New vaults will emerge in the future to track different on-chain and off-chain investment strategies, competing for USDC/T holdings across various applications. This will create an "effective frontier of on-chain yields," where some on-chain vaults may specifically provide credit to regions like Argentina and Turkey, which are at risk of losing this capability in their banking systems.
Conclusion
The integration of stablecoins, DeFi, and traditional finance not only represents technological innovation but also marks the reconstruction of global credit intermediation, reflecting and accelerating the shift from bank to non-bank lending after 2008. By 2030, the asset management scale of stablecoins will approach 1 trillion USD, which will systematically change the structure of traditional bank deposits and concentrate assets into U.S. Treasury bonds and major financial institutions.

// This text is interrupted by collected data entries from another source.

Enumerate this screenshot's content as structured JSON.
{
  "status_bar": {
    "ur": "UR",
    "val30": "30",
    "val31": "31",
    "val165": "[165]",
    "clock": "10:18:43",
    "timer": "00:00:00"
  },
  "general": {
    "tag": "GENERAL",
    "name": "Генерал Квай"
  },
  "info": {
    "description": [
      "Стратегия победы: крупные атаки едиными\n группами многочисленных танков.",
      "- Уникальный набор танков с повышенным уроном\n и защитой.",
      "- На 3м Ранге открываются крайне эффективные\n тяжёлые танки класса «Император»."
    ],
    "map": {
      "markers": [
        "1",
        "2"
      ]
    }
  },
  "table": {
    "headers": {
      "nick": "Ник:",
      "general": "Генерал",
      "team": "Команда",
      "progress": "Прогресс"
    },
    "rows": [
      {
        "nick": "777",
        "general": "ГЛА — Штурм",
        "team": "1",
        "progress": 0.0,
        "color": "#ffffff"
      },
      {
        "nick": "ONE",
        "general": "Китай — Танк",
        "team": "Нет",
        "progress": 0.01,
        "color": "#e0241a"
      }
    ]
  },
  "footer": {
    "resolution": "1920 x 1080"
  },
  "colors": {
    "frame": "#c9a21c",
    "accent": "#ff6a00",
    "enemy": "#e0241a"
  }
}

This transformation brings both opportunities and risks: stablecoin issuers will become important participants in the government debt market and new credit intermediaries; while regional banks ###, especially in emerging markets (, face credit tightening. The end result is a new asset management and banking model, with stablecoins becoming a bridge to efficient digital dollar investment frontiers. Stablecoins and DeFi protocols are positioning themselves as dominant credit intermediaries in the digital age, which will have profound implications for monetary policy, financial stability, and the future architecture of global finance.